For About Two Hours We
Travelled Upon The Circuitous Tracks Of The Elephants To No
Purpose, When We Suddenly Were Startled By The Shrill Trumpet Of
One Of These Animals In The Thick Thorns, A Few Hundred Yards To
Our Left.
The ground was so intensely hard and dry that it was
impossible to distinguish the new tracks from the old, which
crossed and recrossed in all directions.
I therefore decided to
walk carefully along the outskirts of the jungle, trusting to
find their place of entrance by the fresh broken boughs. In about
an hour we had thus examined two or three miles, without
discovering a clue to their recent path, when we turned round a
clump of bushes, and suddenly came in view of two grand
elephants, standing at the edge of the dense thorns; having our
wind, they vanished instantly into the the jungle.

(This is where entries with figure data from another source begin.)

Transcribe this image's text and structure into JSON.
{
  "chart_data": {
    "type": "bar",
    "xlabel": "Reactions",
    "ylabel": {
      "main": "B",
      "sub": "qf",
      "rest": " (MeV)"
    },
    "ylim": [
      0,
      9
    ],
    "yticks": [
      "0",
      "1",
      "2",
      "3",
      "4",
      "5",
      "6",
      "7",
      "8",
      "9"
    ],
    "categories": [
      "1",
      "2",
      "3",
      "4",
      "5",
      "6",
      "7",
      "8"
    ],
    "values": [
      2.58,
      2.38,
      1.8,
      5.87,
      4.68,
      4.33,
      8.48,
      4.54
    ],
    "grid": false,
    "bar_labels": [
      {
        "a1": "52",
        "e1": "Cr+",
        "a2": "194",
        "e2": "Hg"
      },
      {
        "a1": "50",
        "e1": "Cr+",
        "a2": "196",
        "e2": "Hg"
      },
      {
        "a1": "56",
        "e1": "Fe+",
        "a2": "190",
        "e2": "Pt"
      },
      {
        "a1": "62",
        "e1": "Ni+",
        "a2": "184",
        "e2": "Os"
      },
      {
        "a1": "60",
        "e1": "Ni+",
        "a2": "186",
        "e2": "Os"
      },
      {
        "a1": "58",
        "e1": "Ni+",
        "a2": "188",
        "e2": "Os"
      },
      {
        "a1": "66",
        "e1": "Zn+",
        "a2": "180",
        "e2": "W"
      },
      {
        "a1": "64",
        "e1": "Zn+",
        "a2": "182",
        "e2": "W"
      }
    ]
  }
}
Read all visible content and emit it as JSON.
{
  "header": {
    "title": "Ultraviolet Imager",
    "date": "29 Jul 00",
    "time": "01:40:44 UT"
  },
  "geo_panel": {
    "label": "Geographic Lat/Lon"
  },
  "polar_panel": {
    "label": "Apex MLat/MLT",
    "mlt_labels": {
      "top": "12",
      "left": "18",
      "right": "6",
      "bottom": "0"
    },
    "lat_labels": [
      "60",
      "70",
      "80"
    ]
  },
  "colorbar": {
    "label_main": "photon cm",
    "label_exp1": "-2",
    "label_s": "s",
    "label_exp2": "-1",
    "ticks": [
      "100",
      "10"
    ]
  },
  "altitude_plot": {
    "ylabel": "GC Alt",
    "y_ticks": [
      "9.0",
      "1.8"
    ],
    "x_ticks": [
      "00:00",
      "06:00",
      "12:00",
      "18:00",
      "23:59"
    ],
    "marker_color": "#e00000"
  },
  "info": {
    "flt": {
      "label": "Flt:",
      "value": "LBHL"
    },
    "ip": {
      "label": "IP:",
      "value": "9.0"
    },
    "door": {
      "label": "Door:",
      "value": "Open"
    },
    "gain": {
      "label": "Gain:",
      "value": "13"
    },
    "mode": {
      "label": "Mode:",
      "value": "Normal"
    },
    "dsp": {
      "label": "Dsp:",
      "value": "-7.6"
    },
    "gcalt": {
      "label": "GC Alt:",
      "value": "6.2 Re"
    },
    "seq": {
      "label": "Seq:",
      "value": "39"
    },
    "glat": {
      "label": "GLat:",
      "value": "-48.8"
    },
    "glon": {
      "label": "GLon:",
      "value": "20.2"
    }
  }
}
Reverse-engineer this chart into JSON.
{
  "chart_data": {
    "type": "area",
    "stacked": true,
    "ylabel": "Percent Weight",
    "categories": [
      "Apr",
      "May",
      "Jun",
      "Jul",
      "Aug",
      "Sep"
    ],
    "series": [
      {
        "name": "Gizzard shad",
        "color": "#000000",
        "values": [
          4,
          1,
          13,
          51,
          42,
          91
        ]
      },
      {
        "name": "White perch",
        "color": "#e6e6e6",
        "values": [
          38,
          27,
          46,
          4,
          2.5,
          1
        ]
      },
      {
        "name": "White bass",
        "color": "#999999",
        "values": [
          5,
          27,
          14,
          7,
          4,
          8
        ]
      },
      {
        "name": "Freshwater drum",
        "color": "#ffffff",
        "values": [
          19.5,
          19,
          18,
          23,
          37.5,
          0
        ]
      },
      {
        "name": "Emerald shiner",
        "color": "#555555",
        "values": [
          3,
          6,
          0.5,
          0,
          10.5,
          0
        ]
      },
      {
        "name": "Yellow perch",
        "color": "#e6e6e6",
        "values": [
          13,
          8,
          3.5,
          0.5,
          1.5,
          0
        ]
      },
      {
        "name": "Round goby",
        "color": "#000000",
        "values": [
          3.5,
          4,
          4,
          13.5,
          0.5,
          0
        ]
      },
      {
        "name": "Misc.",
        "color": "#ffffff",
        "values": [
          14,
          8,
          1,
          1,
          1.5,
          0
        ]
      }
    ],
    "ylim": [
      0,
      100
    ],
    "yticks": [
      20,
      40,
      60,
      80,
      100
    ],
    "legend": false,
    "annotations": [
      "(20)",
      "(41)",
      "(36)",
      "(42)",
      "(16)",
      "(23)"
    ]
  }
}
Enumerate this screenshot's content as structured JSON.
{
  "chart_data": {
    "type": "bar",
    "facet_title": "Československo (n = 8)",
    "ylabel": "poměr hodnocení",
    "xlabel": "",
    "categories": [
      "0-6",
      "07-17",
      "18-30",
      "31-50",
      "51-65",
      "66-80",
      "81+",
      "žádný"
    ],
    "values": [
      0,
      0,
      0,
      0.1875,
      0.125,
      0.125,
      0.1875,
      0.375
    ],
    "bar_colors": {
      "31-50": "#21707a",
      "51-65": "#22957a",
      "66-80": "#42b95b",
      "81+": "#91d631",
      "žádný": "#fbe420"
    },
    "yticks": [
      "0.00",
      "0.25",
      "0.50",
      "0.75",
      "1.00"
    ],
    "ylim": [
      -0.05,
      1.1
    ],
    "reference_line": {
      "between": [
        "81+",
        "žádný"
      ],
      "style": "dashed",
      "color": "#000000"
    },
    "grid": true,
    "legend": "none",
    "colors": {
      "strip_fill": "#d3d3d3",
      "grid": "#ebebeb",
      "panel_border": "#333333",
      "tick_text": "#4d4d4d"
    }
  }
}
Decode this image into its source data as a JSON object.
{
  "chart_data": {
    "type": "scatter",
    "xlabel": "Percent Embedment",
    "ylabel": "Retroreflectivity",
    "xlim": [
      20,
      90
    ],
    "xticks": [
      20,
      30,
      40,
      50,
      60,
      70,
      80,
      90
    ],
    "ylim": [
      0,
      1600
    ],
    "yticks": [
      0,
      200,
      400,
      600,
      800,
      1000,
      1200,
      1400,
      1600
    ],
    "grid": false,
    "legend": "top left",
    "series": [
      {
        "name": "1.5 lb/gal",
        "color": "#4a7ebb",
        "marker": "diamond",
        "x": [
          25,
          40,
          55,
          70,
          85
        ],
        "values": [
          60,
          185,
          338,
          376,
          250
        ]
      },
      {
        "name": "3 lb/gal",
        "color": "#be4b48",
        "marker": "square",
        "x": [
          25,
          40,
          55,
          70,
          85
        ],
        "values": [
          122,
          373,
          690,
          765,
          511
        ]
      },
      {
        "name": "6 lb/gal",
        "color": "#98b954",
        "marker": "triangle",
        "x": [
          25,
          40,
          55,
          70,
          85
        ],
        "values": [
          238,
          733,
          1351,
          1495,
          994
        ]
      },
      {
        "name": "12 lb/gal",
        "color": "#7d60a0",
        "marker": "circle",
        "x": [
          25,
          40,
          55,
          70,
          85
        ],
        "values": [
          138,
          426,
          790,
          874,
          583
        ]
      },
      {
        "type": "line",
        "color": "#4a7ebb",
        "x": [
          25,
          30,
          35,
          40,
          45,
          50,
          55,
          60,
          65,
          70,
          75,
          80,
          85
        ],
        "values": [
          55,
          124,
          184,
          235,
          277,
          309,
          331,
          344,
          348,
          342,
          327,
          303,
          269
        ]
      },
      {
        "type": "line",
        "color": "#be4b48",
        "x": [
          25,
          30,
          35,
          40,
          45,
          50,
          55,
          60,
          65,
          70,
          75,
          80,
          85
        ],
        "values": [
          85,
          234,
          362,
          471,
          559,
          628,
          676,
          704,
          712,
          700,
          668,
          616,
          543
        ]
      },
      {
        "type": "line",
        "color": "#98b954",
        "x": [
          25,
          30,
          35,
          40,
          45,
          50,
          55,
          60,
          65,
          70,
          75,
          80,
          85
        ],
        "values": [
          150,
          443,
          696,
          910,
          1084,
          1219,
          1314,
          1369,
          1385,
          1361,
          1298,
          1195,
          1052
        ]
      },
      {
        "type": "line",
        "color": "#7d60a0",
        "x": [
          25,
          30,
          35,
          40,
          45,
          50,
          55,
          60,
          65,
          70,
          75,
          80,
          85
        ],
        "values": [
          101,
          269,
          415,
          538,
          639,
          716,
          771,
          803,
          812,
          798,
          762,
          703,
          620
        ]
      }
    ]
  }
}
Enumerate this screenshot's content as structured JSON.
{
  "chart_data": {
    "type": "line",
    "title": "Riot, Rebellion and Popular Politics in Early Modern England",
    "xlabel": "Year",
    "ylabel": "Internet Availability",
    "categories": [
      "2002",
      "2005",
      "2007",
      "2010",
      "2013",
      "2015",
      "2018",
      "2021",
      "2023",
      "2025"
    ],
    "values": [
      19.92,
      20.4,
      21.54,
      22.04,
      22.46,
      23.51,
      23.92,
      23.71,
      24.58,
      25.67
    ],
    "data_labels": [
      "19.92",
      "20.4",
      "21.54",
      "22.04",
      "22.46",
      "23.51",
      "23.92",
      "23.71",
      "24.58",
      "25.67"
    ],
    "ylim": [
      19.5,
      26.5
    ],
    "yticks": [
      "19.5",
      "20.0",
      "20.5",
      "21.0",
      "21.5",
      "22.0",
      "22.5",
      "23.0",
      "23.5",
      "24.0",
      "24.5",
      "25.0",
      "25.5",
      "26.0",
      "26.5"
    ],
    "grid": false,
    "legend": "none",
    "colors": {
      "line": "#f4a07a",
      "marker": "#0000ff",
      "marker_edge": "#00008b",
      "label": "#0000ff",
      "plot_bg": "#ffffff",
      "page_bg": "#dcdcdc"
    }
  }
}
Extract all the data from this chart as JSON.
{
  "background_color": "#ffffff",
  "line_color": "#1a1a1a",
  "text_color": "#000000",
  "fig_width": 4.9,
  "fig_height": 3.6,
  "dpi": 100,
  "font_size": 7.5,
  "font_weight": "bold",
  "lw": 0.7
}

We could not
follow them, as their course was down wind; we therefore made a
circuit to leeward for about a mile, and, finding that the
elephants had not crossed in that direction, we felt sure that we
must come upon them with the wind in our favour should they still
be within the thorny jungle; this was certain, as it was their
favourite retreat.
With the greatest labour I led the way, creeping frequently upon
my hands and knees to avoid the hooks of the kittar bush, and
occasionally listening for a sound. At length, after upwards of
an hour passed in this slow and fatiguing advance, I distinctly
heard the flap of an elephant's ear, shortly followed by the deep
guttural sigh of one of those animals, within a few paces, but so
dense was the screen of jungle that I could see nothing.